Whether Probiotics Help
Certain probiotic strains can shorten the duration of acute diarrhea. The best-studied is a beneficial yeast called Saccharomyces boulardii. A meta-analysis published by the American Academy of Pediatrics found it reduced diarrhea duration by roughly 20 hours compared to placebo. By day three, people taking it were 59% less likely to still have diarrhea than those who weren’t.
You can find Saccharomyces boulardii in supplement form at most pharmacies. Yogurt with live active cultures provides other helpful bacteria, though the evidence for specific strains in yogurt is less robust. Probiotics aren’t a cure, but they can meaningfully speed recovery when combined with proper rehydration and nutrition.
Getting Back to Normal Eating
Most acute diarrhea resolves within one to two days.
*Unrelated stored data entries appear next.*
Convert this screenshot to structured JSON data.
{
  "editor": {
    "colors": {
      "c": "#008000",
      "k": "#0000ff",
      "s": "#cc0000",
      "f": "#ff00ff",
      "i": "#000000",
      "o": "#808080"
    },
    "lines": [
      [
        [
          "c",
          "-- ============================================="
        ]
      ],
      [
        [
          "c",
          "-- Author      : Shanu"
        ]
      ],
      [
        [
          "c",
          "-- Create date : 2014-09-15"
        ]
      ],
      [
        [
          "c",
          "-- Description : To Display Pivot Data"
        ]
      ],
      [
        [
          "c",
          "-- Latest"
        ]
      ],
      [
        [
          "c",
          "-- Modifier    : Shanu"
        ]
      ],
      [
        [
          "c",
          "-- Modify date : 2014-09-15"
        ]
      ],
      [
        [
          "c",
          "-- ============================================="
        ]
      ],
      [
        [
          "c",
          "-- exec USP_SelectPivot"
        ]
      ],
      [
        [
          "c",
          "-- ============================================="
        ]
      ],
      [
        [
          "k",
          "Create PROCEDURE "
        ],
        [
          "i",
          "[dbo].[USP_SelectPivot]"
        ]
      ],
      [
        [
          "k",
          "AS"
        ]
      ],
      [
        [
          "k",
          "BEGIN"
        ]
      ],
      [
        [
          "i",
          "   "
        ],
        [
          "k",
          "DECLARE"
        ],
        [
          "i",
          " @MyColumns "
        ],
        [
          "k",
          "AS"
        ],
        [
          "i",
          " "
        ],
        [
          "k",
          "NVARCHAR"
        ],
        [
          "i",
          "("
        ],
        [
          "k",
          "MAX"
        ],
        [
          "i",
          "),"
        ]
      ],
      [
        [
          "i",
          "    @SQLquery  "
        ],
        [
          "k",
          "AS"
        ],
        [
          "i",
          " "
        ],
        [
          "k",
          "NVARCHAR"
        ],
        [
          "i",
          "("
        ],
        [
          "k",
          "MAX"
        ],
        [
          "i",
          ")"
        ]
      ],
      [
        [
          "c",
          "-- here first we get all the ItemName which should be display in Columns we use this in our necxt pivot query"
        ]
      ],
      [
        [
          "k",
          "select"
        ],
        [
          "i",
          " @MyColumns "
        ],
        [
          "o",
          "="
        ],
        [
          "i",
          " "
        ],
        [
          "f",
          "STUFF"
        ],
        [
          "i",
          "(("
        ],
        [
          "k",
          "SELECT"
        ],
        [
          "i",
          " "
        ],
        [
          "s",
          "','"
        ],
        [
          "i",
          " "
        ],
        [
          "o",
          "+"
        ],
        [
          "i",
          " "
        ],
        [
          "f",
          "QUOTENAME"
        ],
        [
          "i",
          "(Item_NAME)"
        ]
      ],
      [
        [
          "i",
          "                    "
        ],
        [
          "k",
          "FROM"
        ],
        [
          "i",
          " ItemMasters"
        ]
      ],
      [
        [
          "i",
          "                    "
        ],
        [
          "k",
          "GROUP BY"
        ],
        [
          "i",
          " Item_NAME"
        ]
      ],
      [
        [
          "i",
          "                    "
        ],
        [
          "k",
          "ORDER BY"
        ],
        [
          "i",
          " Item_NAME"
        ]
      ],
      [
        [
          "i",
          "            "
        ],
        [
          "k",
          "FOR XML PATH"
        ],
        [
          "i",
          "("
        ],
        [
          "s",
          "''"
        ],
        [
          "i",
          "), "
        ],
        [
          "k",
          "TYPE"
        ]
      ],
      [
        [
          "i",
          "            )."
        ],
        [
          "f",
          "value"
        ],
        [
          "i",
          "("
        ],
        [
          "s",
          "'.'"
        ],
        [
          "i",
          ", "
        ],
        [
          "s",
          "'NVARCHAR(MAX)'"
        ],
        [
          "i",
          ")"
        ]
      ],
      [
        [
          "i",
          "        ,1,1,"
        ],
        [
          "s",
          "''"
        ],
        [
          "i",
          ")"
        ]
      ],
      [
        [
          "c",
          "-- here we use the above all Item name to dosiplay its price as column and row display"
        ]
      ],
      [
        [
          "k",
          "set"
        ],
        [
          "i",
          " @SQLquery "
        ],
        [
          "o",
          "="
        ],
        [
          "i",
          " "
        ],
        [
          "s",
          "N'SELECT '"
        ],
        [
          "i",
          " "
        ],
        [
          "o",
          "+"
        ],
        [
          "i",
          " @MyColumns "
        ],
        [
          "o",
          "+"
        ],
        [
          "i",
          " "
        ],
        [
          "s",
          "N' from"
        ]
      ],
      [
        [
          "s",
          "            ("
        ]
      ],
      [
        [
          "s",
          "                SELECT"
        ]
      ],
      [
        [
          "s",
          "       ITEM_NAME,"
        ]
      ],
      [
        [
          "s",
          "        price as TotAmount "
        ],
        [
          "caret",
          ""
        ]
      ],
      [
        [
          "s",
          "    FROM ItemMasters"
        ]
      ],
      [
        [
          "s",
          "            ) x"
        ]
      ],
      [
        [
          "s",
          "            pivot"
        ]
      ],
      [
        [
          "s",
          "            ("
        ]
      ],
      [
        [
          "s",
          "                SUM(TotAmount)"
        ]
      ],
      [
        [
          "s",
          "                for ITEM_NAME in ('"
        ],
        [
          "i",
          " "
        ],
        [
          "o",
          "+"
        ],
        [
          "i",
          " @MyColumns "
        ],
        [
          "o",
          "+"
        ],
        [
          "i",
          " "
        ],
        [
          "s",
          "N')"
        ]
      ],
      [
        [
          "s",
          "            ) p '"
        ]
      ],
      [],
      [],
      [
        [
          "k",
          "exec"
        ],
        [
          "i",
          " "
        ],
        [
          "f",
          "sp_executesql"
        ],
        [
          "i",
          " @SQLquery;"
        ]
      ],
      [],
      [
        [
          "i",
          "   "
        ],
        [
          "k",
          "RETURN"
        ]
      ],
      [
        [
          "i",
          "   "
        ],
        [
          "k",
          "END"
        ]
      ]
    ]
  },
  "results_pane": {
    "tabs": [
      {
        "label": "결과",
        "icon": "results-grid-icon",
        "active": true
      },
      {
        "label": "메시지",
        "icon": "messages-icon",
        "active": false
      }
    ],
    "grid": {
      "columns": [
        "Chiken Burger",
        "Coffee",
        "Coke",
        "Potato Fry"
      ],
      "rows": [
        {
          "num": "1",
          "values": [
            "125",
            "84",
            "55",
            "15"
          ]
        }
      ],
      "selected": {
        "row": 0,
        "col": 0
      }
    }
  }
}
Once your stools start firming up, begin reintroducing a wider variety of foods gradually. There’s no need to follow a rigid timeline. Just pay attention to how your body responds.
Start by adding back cooked vegetables, soft fruits, and lean meats if you haven’t already. Then reintroduce dairy in small amounts, starting with yogurt or aged cheese (which are lower in lactose). Whole grains, raw vegetables, and higher-fat foods should come last, since these require the most digestive effort. If any food triggers a return of loose stools, back off and try again in another day.
For adults, diarrhea lasting more than two days, a fever above 102°F, blood or pus in the stool, black tarry stools, or signs of dehydration (dizziness, dark urine, dry mouth) all warrant a call to your doctor. For children, the threshold is lower: contact a provider if symptoms persist beyond 24 hours, and don’t wait at all for newborns or infants.